Business
Content Board, FIRS offer tax incentives for oil industry investments

Oil and gas companies desirous to reduce their tax burden and grow profitability should consider increasing investments in research and development (R&D) to take advantage of the incentives provided in existing fiscal laws, the Nigerian Content Development and Monitoring Board (NCDMB) and the Federal Inland Revenue Service (FIRS) have said.
The Executive Secretary of NCDMB, Engr. Simbi Kesiye Wabote and the Executive Chairman, Federal Inland Revenue Service (FIRS), Mr Muhammad Nami, stated at the one-day Nigerian Oil and Gas Industry Suppliers’ Tax Awareness Workshop, jointly organized by the two organizations at the NCDMB Conference Hall in Yenagoa, Bayelsa State.
Wabote disclosed that the Finance Act 2021 and other extant tax codes relating to Research and Development provide attractive tax incentives for oil and gas firms that invest in R&D.
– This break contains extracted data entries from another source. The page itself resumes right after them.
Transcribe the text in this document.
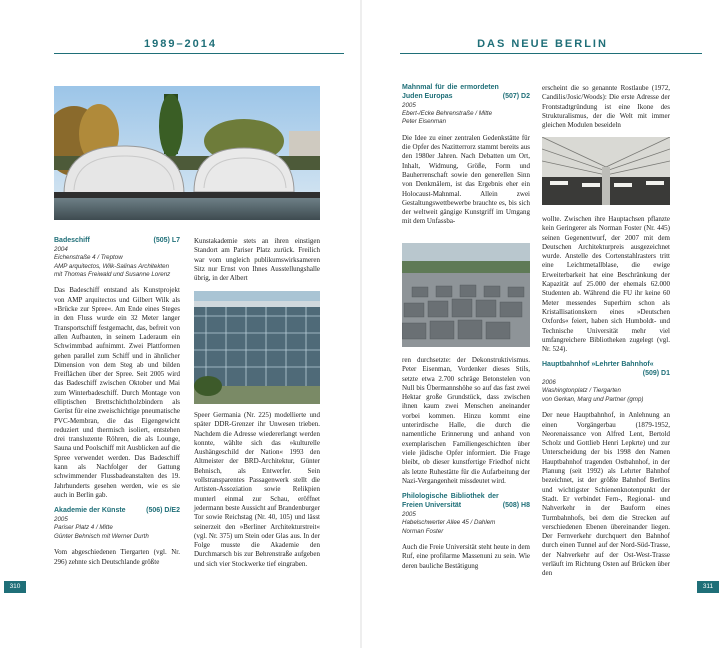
1989–2014
Badeschiff	(505) L7
2004
Eichenstraße 4 / Treptow
AMP arquitectos, Wilk-Salinas Architekten
mit Thomas Freiwald und Susanne Lorenz

Das Badeschiff entstand als Kunstprojekt von AMP arquitectos und Gilbert Wilk als »Brücke zur Spree«. Am Ende eines Steges in den Fluss wurde ein 32 Meter langer Transportschiff festgemacht, das, befreit von allen Aufbauten, in seinem Laderaum ein Schwimmbad aufnimmt. Zwei Plattformen gehen parallel zum Schiff und in ähnlicher Dimension von dem Steg ab und bilden Freiflächen über der Spree. Seit 2005 wird das Badeschiff zwischen Oktober und Mai zum Winterbadeschiff. Durch Montage von elliptischen Brettschichtholzbindern als Gerüst für eine zweischichtige pneumatische PVC-Membran, die das Eigengewicht reduziert und thermisch isoliert, entstehen drei transluzente Röhren, die als Lounge, Sauna und Poolschiff mit Ausblicken auf die Spree verwendet werden. Das Badeschiff kann als Nachfolger der Gattung schwimmender Flussbadeanstalten des 19. Jahrhunderts gesehen werden, wie es sie auch in Berlin gab.

Akademie der Künste	(506) D/E2
2005
Pariser Platz 4 / Mitte
Günter Behnisch mit Werner Durth

Vom abgeschiedenen Tiergarten (vgl. Nr. 296) zehnte sich Deutschlande größte

Kunstakademie stets an ihren einstigen Standort am Pariser Platz zurück. Freilich war vom ungleich publikumswirksameren Sitz nur Ernst von Ihnes Ausstellungshalle übrig, in der Albert

Speer Germania (Nr. 225) modellierte und später DDR-Grenzer ihr Unwesen trieben. Nachdem die Adresse wiedererlangt werden konnte, wählte sich das »kulturelle Aushängeschild der Nation« 1993 den Altmeister der BRD-Architektur, Günter Behnisch, als Entwerfer. Sein vollstransparentes Passagenwerk stellt die Artisten-Assoziation sowie Relikpien munterl einmal zur Schau, eröffnet jedermann beste Aussicht auf Brandenburger Tor sowie Reichstag (Nr. 40, 105) und lässt seinerzeit den »Berliner Architekturstreit« (vgl. Nr. 375) um Stein oder Glas aus. In der Folge musste die Akademie den Durchmarsch bis zur Behrenstraße aufgeben und sich vier Stockwerke tief eingraben.

310
DAS NEUE BERLIN
Mahnmal für die ermordeten Juden Europas	(507) D2
2005
Ebert-/Ecke Behrenstraße / Mitte
Peter Eisenman

Die Idee zu einer zentralen Gedenkstätte für die Opfer des Nazitterrorz stammt bereits aus den 1980er Jahren. Nach Debatten um Ort, Inhalt, Widmung, Größe, Form und Bauherrenschaft sowie den generellen Sinn von Denkmälern, ist das Ergebnis eher ein Holocaust-Mahnmal. Allein zwei Gestaltungswettbewerbe brauchte es, bis sich der weltweit gängige Kunstgriff im Umgang mit dem Unfassba-

ren durchsetzte: der Dekonstruktivismus. Peter Eisenman, Vordenker dieses Stils, setzte etwa 2.700 schräge Betonstelen von Null bis Übermannshöhe so auf das fast zwei Hektar große Grundstück, dass zwischen ihnen kaum zwei Menschen aneinander vorbei kommen. Hinzu kommt eine unterirdische Halle, die durch die namentliche Erinnerung und anhand von exemplarischen Familiengeschichten über viele jüdische Opfer informiert. Die Frage bleibt, ob dieser kunstfertige Friedhof nicht als letzte Ruhestätte für die Aufarbeitung der Nazi-Vergangenheit missdeutet wird.

Philologische Bibliothek der Freien Universität	(508) H8
2005
Habelschwerter Allee 45 / Dahlem
Norman Foster

Auch die Freie Universität steht heute in dem Ruf, eine profilarme Massenuni zu sein. Wie deren bauliche Bestätigung

erscheint die so genannte Rostlaube (1972, Candilis/Josic/Woods): Die erste Adresse der Frontstadtgründung ist eine Ikone des Strukturalismus, der die Welt mit immer gleichen Modulen beseideln

wollte. Zwischen ihre Hauptachsen pflanzte kein Geringerer als Norman Foster (Nr. 445) seinen Gegenentwurf, der 2007 mit dem Deutschen Architekturpreis ausgezeichnet wurde. Anstelle des Cortenstahlrasters tritt eine Leichtmetallblase, die ewige Erweiterbarkeit hat eine Beschränkung der Kapazität auf 25.000 der ehemals 62.000 Studenten ab. Während die FU ihr keine 60 Meter messendes Superhirn schon als Kristallisationskern eines »Deutschen Oxfords« feiert, haben sich Humboldt- und Technische Universität mehr viel umfangreichere Bibliotheken zugelegt (vgl. Nr. 524).

Hauptbahnhof »Lehrter Bahnhof«
(509) D1
2006
Washingtonplatz / Tiergarten
von Gerkan, Marg und Partner (gmp)

Der neue Hauptbahnhof, in Anlehnung an einen Vorgängerbau (1879-1952, Neorenaissance von Alfred Lent, Bertold Scholz und Gottlieb Henri Lepkrte) und zur Unterscheidung der bis 1998 den Namen Hauptbahnhof tragenden Ostbahnhof, in der Planung (seit 1992) als Lehrter Bahnhof bezeichnet, ist der größte Bahnhof Berlins und wichtigster Schienenknotenpunkt der Stadt. Er verbindet Fern-, Regional- und Nahverkehr in der Bauform eines Turmbahnhofs, bei dem die Strecken auf verschiedenen Ebenen übereinander liegen. Der Fernverkehr durchquert den Bahnhof durch einen Tunnel auf der Nord-Süd-Trasse, der Nahverkehr auf der Ost-West-Trasse verläuft im Richtung Osten auf Brücken über den

311
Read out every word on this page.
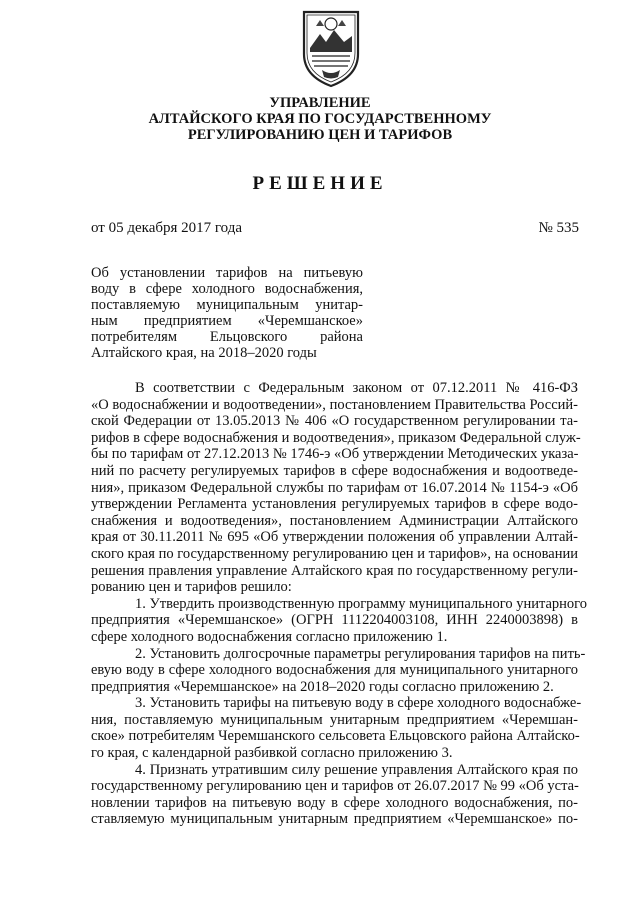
УПРАВЛЕНИЕ
АЛТАЙСКОГО КРАЯ ПО ГОСУДАРСТВЕННОМУ
РЕГУЛИРОВАНИЮ ЦЕН И ТАРИФОВ
РЕШЕНИЕ
от 05 декабря 2017 года	№ 535
Об установлении тарифов на питьевую
воду в сфере холодного водоснабжения,
поставляемую муниципальным унитар-
ным предприятием «Черемшанское»
потребителям Ельцовского района
Алтайского края, на 2018–2020 годы
В соответствии с Федеральным законом от 07.12.2011 № 416-ФЗ
«О водоснабжении и водоотведении», постановлением Правительства Россий-
ской Федерации от 13.05.2013 № 406 «О государственном регулировании та-
рифов в сфере водоснабжения и водоотведения», приказом Федеральной служ-
бы по тарифам от 27.12.2013 № 1746-э «Об утверждении Методических указа-
ний по расчету регулируемых тарифов в сфере водоснабжения и водоотведе-
ния», приказом Федеральной службы по тарифам от 16.07.2014 № 1154-э «Об
утверждении Регламента установления регулируемых тарифов в сфере водо-
снабжения и водоотведения», постановлением Администрации Алтайского
края от 30.11.2011 № 695 «Об утверждении положения об управлении Алтай-
ского края по государственному регулированию цен и тарифов», на основании
решения правления управление Алтайского края по государственному регули-
рованию цен и тарифов решило:
1. Утвердить производственную программу муниципального унитарного
предприятия «Черемшанское» (ОГРН 1112204003108, ИНН 2240003898) в
сфере холодного водоснабжения согласно приложению 1.
2. Установить долгосрочные параметры регулирования тарифов на пить-
евую воду в сфере холодного водоснабжения для муниципального унитарного
предприятия «Черемшанское» на 2018–2020 годы согласно приложению 2.
3. Установить тарифы на питьевую воду в сфере холодного водоснабже-
ния, поставляемую муниципальным унитарным предприятием «Черемшан-
ское» потребителям Черемшанского сельсовета Ельцовского района Алтайско-
го края, с календарной разбивкой согласно приложению 3.
4. Признать утратившим силу решение управления Алтайского края по
государственному регулированию цен и тарифов от 26.07.2017 № 99 «Об уста-
новлении тарифов на питьевую воду в сфере холодного водоснабжения, по-
ставляемую муниципальным унитарным предприятием «Черемшанское» по-
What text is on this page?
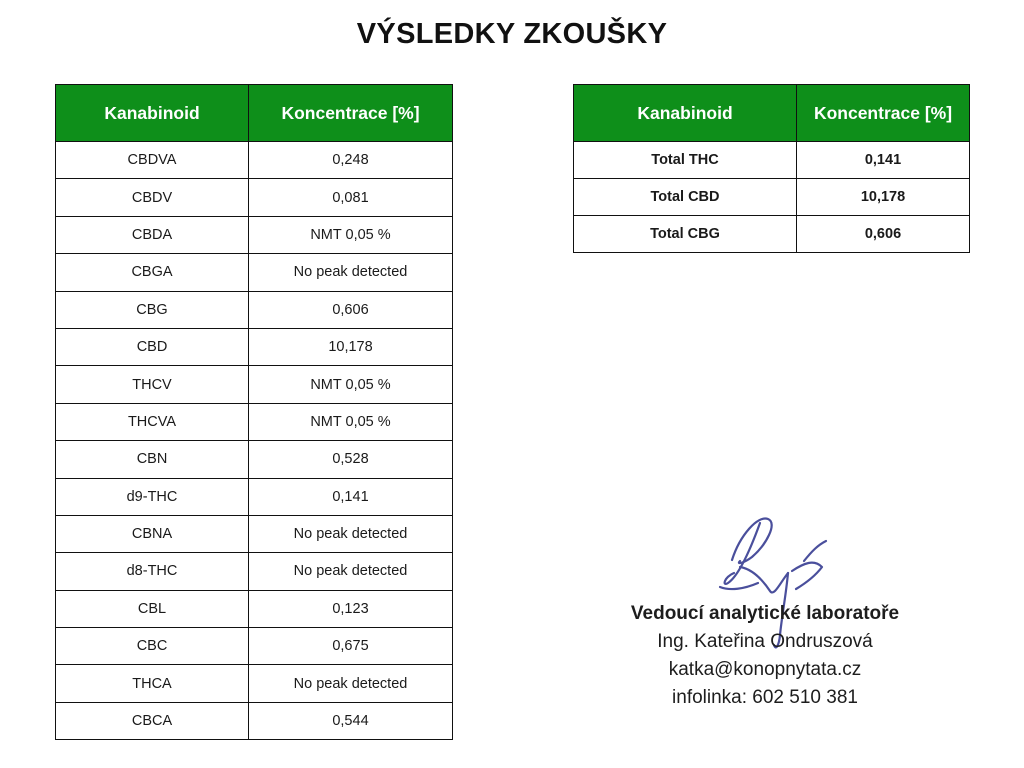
VÝSLEDKY ZKOUŠKY
Kanabinoid	Koncentrace [%]
CBDVA	0,248
CBDV	0,081
CBDA	NMT 0,05 %
CBGA	No peak detected
CBG	0,606
CBD	10,178
THCV	NMT 0,05 %
THCVA	NMT 0,05 %
CBN	0,528
d9-THC	0,141
CBNA	No peak detected
d8-THC	No peak detected
CBL	0,123
CBC	0,675
THCA	No peak detected
CBCA	0,544
Kanabinoid	Koncentrace [%]
Total THC	0,141
Total CBD	10,178
Total CBG	0,606
Vedoucí analytické laboratoře
Ing. Kateřina Ondruszová
katka@konopnytata.cz
infolinka: 602 510 381
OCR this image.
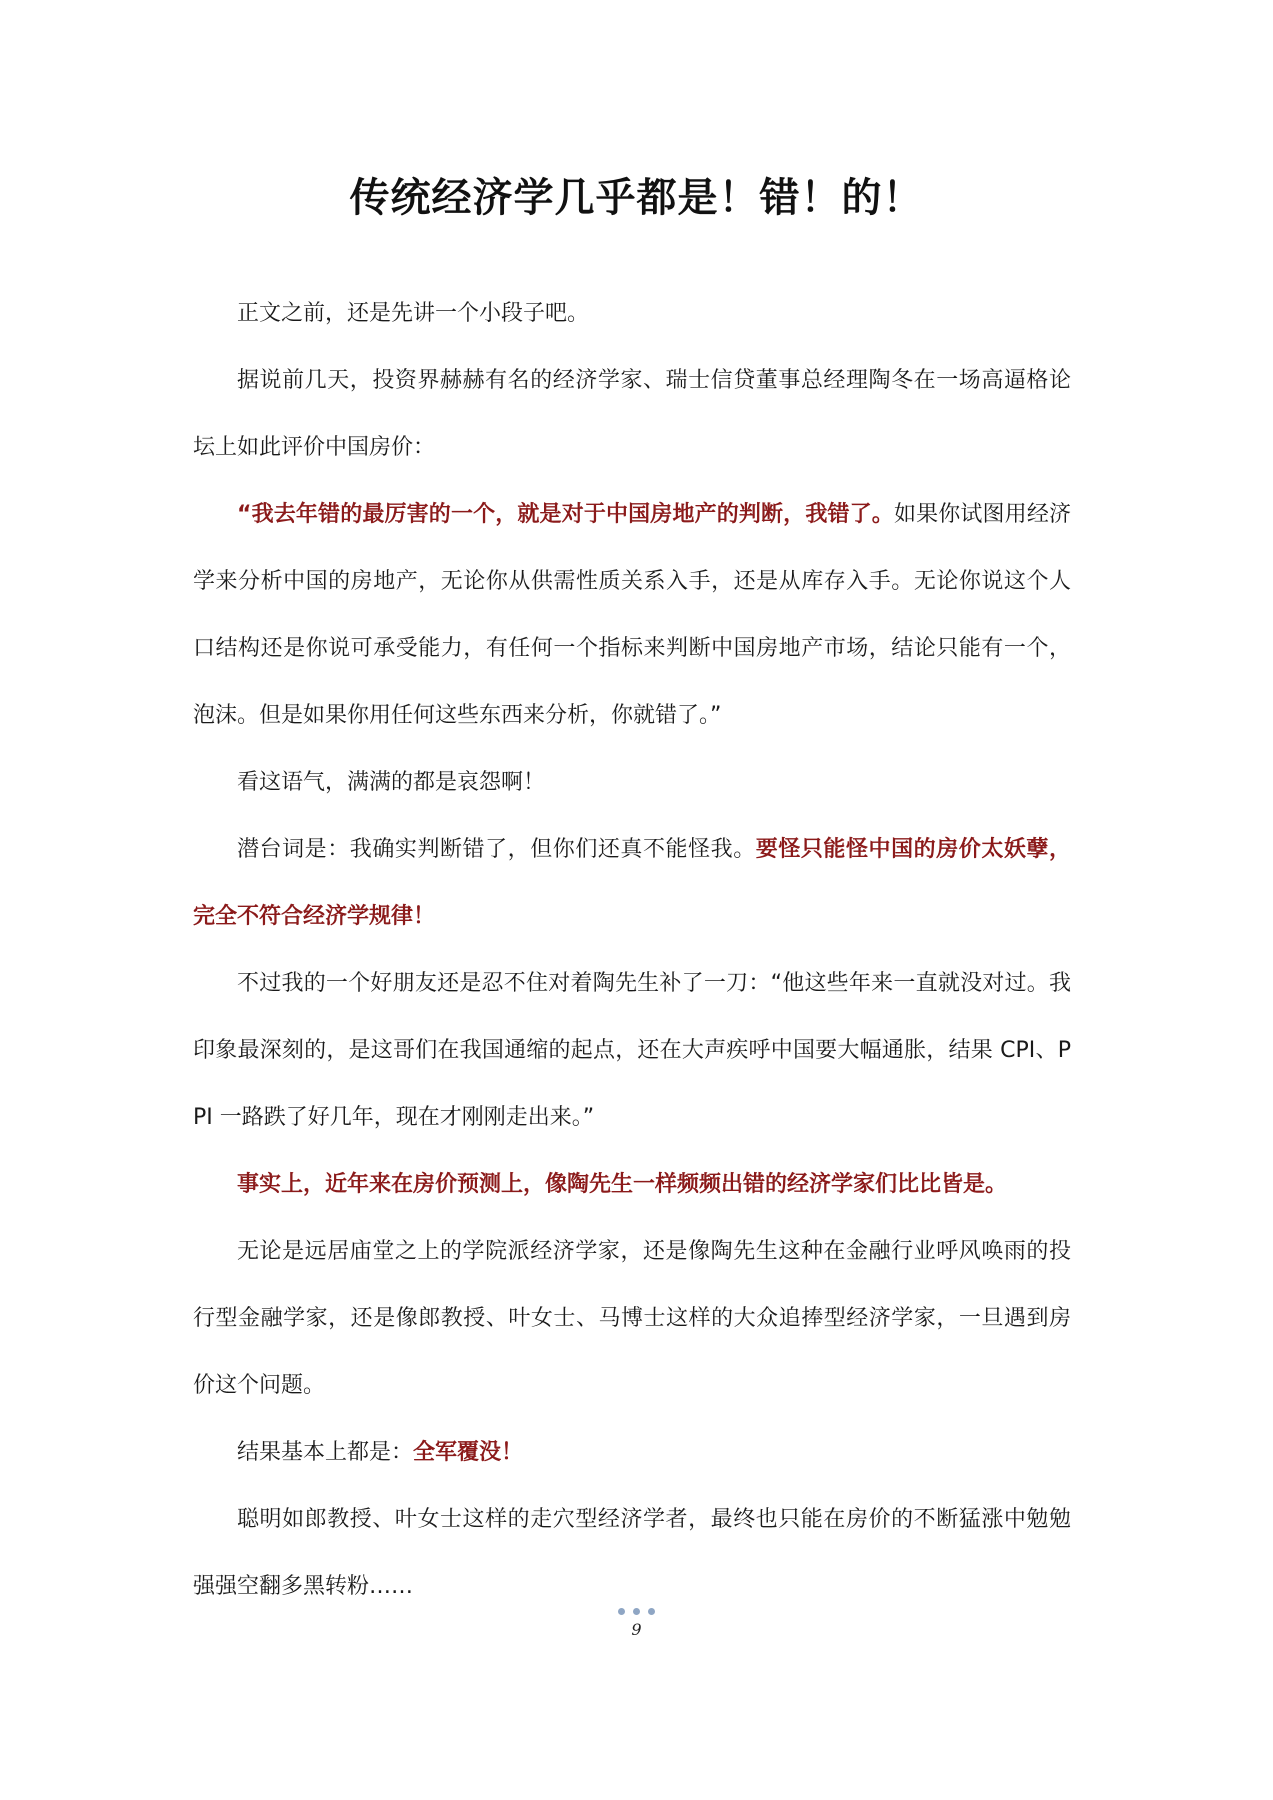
传统经济学几乎都是！错！的！

正文之前，还是先讲一个小段子吧。

据说前几天，投资界赫赫有名的经济学家、瑞士信贷董事总经理陶冬在一场高逼格论坛上如此评价中国房价：

“我去年错的最厉害的一个，就是对于中国房地产的判断，我错了。如果你试图用经济学来分析中国的房地产，无论你从供需性质关系入手，还是从库存入手。无论你说这个人口结构还是你说可承受能力，有任何一个指标来判断中国房地产市场，结论只能有一个，泡沫。但是如果你用任何这些东西来分析，你就错了。”

看这语气，满满的都是哀怨啊！

潜台词是：我确实判断错了，但你们还真不能怪我。要怪只能怪中国的房价太妖孽，完全不符合经济学规律！

不过我的一个好朋友还是忍不住对着陶先生补了一刀：“他这些年来一直就没对过。我印象最深刻的，是这哥们在我国通缩的起点，还在大声疾呼中国要大幅通胀，结果 CPI、PPI 一路跌了好几年，现在才刚刚走出来。”

事实上，近年来在房价预测上，像陶先生一样频频出错的经济学家们比比皆是。

无论是远居庙堂之上的学院派经济学家，还是像陶先生这种在金融行业呼风唤雨的投行型金融学家，还是像郎教授、叶女士、马博士这样的大众追捧型经济学家，一旦遇到房价这个问题。

结果基本上都是：全军覆没！

聪明如郎教授、叶女士这样的走穴型经济学者，最终也只能在房价的不断猛涨中勉勉强强空翻多黑转粉……

9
The executive secretary identified funding as one of the key pillars of R&D, which informed the launch of the $50 million Nigerian Content Research & Development Fund.
The Executive Chairman, FIRS Mr Nami, who was represented by his Senior Special Assistant, Mr Gabriel Ogunjemilusi said: “there is an allowable deduction of up to 10% of the amount of reserve made out of the profits of a period by a company for research and development as well as companies and other organizations that invest in R&D facilities for commercialization can claim a tax credit of up to 20% of the cost of their qualifying expenditures.”